A new study examines the differences and similarities between the two complex systems in existence, although the scales of complete differences are: the ocean and its galaxies and the brain and its neuronal cells.

They found that the scale was clearly different, the structure was remarkably similar. In some cases, the two systems seemed to be much more similar to each other than their parts.

This suggests that a wide variety of physical processes can lead to very similar complex and organized structures.

For example, the human brain works because about 70 billion neurons make it together. The universe is thought to contain at least 100 billion galaxies.

In each system these are grouped together into a complex web or network, scattered across long filaments and nodes that connect them. These scattered nodes are familiar with images of both the universe and the brain and have found some surface similarities in the images.

In each system, however, these threads make up about 30 percent of the mass. In each, about 70 percent of the mass is made up of actual parts that seem to be passive: brain water and the dark energy of the universe.

To further dig into these similarities, researchers compared the way those galactic networks form with parts of the brain. They wanted to understand how the issue spread to two very different networks.

“We calculated the spectral density of both systems. This is a technique often used in the cosmic field to study the spatial distribution of galaxies,” said Franco Vaza, an astronomer at the University of Bologna who worked with Alberto Feleti, a neurosurgeon at the University of Verona. .

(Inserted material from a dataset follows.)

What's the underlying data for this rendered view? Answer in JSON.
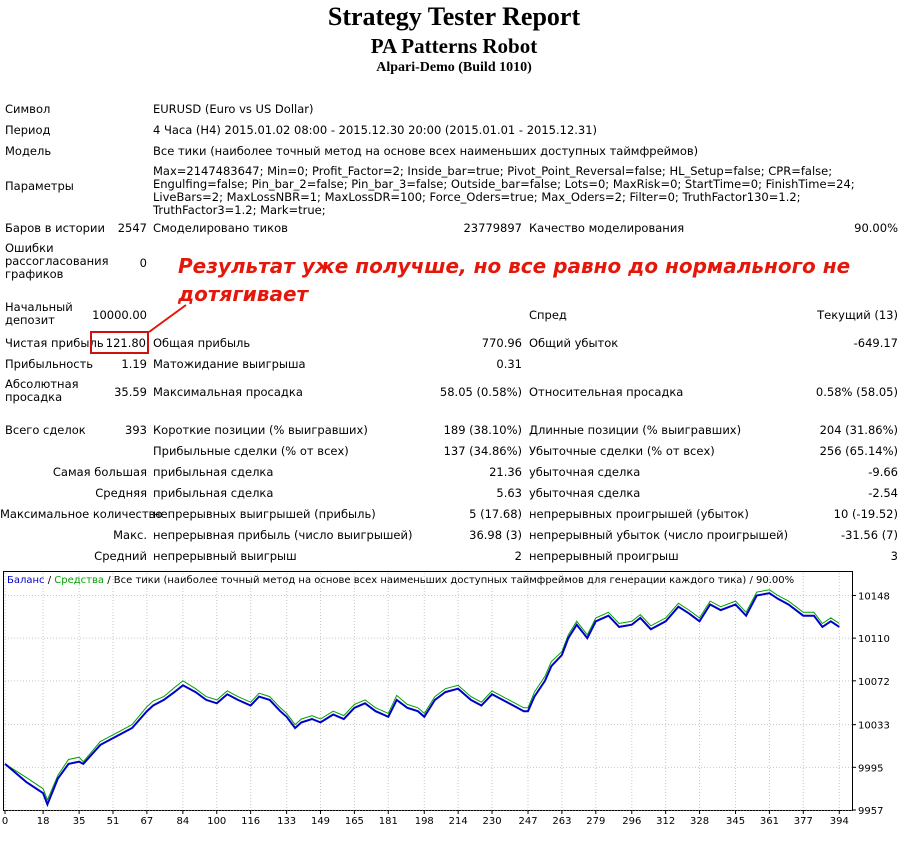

“Our analysis shows that fluctuations in the cerebellum neuronal network on a scale of 1 micrometer to 0.1 millimeter follow the same progression of the distribution of matter in the cosmic web but, of course, on a larger scale that goes from 5 million to 500 million light-years.”

They also examine the way neutrons and galaxy webs connect – again finding striking similarities, with systems showing more similarities to each other than parts of their components. To do this they compare the average number of connections between each node and how they cluster.

“Again, structural parameters have identified unexpected contractual levels. Perhaps, despite significant and obvious differences in the physical energy controlling galaxies and neurons, the connection between the two networks has evolved following the same physical principles,” Alberto Felletti said.

“These two complex networks show more similarities than the divisions between the cosmic web and a galaxy or neuronal network and the interior of the neuronal body.”

A paper analyzing the quantitative comparison between neuronal networks and the cosmic web has been published in the journal The frontiers of physics.